While our current research centers on related implementation and evaluation efforts, we see a specific demand for future research to study the corresponding costs and benefits of uncertainty visualization with regard to different user groups. While we advocate the deliberate implementation of uncertainty visualization techniques in the expert context, we see convincing reasons to not push the same features for non-expert users, but keep the focus on overview first, and offer further complexity layers on demand. Overall, the study of the outlined design space and its challenges amounts to a complex research program.
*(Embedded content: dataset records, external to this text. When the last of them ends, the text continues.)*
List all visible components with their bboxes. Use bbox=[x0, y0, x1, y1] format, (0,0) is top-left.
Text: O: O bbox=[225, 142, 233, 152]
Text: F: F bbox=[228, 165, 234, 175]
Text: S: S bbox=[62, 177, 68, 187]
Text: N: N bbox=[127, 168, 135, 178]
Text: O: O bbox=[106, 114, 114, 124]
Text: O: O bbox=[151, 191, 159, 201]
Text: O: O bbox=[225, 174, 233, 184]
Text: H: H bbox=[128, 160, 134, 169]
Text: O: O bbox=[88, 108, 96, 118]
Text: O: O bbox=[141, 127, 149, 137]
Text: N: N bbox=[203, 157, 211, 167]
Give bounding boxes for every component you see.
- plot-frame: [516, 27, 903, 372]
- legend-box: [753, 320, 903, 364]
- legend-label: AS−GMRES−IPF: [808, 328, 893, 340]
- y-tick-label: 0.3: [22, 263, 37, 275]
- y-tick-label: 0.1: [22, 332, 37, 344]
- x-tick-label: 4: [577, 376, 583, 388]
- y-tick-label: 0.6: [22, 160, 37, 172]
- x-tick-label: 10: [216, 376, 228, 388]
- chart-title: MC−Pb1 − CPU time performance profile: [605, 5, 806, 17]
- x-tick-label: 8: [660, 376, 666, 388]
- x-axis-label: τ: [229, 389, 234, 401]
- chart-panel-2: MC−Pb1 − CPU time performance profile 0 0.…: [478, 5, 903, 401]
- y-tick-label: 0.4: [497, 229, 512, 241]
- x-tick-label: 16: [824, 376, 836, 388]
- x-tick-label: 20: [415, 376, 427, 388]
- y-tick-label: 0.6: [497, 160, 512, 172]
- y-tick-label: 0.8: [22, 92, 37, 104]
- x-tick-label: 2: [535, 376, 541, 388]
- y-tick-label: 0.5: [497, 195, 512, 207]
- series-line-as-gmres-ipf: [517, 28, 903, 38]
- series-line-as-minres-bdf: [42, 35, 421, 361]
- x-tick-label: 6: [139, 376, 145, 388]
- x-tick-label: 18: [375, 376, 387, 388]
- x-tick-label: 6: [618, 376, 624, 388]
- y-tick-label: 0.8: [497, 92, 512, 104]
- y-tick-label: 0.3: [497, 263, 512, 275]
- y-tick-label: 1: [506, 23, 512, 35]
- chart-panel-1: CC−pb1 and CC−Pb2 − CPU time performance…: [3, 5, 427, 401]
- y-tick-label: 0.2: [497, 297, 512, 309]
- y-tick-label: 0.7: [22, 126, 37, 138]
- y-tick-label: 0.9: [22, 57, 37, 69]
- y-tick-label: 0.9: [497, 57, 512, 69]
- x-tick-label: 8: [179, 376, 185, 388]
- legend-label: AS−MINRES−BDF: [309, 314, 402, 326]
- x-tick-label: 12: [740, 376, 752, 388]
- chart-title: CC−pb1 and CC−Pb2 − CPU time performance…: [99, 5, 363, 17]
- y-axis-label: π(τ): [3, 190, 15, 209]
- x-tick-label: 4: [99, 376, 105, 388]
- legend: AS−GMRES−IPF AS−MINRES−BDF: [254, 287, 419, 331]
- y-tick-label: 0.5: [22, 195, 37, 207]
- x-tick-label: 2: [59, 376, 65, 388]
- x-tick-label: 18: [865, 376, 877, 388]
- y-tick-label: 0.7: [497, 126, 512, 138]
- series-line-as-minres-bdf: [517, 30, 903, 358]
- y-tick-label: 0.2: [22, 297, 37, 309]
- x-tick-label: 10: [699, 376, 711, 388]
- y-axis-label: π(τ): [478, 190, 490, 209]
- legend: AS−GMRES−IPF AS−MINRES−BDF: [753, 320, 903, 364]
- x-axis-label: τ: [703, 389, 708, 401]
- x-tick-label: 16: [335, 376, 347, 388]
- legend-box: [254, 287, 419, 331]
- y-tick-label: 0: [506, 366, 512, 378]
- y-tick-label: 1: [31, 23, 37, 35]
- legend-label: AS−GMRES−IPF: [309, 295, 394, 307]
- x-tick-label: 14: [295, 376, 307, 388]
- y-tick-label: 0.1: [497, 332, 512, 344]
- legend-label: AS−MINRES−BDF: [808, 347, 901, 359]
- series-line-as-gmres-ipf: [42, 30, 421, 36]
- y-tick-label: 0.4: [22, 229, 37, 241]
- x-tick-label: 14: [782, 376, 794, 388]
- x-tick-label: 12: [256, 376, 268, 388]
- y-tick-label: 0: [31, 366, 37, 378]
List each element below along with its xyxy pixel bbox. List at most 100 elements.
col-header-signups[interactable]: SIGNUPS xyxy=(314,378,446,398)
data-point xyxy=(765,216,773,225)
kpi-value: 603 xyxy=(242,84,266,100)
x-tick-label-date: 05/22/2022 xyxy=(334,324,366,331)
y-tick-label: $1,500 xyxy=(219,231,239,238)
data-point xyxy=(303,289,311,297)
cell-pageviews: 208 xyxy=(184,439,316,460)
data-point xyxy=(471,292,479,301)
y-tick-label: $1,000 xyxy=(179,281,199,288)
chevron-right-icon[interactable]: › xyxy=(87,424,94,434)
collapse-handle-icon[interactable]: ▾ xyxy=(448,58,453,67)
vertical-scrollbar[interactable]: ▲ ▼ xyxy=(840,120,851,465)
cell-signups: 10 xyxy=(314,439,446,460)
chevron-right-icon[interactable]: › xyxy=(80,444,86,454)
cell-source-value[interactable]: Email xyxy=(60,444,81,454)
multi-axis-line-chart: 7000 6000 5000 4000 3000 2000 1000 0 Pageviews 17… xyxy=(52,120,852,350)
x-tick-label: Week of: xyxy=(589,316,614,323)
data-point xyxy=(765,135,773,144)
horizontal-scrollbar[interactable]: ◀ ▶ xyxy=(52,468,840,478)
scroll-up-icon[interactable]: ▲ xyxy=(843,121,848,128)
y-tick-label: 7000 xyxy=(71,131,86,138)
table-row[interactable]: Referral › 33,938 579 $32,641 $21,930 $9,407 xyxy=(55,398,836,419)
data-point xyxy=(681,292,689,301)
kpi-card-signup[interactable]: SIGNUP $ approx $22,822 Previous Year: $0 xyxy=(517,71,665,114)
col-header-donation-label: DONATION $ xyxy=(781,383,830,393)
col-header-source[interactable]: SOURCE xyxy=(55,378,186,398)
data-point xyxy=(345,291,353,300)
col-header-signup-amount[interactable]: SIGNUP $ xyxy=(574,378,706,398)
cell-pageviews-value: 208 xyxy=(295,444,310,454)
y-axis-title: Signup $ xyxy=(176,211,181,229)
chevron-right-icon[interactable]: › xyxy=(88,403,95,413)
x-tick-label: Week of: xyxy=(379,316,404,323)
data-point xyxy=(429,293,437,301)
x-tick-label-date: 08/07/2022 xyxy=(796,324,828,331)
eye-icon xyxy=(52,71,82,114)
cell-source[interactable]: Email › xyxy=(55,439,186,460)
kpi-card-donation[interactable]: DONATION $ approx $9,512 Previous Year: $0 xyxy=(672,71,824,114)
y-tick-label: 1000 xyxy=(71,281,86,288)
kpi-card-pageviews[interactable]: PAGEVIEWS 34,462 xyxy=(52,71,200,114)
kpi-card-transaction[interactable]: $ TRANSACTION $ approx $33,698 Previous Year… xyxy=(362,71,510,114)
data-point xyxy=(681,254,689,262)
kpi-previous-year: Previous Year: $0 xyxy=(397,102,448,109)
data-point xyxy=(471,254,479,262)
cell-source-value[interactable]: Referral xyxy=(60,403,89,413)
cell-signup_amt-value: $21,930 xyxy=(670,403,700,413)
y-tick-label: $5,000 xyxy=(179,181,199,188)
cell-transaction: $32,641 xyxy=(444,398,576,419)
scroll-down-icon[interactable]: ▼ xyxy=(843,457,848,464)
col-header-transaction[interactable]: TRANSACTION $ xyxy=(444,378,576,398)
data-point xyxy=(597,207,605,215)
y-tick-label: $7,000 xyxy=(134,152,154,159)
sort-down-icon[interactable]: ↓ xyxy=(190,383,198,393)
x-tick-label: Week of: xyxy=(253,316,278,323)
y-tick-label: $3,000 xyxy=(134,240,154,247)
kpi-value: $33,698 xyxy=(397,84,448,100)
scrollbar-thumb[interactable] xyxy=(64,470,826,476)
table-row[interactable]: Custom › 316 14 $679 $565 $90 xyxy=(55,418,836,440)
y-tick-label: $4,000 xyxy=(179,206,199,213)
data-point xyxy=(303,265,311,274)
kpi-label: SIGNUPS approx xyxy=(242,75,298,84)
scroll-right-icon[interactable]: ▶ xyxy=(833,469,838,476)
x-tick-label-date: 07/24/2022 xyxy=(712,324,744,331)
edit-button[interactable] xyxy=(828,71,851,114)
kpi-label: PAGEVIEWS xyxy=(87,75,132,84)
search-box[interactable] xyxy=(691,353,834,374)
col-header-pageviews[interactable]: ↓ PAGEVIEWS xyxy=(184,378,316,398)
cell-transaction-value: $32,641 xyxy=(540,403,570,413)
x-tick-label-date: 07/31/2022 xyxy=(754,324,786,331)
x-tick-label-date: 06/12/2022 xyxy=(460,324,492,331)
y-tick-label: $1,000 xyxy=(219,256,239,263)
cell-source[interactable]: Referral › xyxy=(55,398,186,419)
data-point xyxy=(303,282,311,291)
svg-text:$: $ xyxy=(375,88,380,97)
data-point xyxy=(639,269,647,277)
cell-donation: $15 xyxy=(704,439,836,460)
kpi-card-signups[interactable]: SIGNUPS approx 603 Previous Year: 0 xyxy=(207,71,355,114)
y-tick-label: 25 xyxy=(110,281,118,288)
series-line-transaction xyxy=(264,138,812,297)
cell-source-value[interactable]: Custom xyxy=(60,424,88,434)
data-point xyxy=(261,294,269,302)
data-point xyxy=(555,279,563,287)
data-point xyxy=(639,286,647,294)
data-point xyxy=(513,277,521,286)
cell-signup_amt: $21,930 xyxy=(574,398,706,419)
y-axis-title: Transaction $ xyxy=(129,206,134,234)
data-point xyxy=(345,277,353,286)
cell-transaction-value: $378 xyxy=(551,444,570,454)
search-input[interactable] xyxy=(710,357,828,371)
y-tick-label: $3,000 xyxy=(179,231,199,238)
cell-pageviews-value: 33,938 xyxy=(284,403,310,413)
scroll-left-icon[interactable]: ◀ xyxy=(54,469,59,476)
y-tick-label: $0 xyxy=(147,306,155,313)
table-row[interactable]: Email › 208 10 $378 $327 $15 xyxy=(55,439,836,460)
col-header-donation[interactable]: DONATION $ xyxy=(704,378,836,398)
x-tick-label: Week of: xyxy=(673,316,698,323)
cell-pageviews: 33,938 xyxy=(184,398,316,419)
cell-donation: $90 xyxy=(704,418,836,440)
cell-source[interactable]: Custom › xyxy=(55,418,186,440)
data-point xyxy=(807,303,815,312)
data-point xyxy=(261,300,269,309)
Yet, the required developments might be worth the effort, as they arguably can contribute to the acceptability and validity of digital methods in the arts and humanities domains. Stepping back, we can situate this endeavor in a general strive for a wider data and representation realism. As realism in the arts is commonly defined as an endeavor to represent subject matters truthfully, free from artistic conventions, or implausible, exotic, and supernatural elements, we see reason to do the same for arts and humanities data domains, where “uncertain” oftentimes is as good as it gets.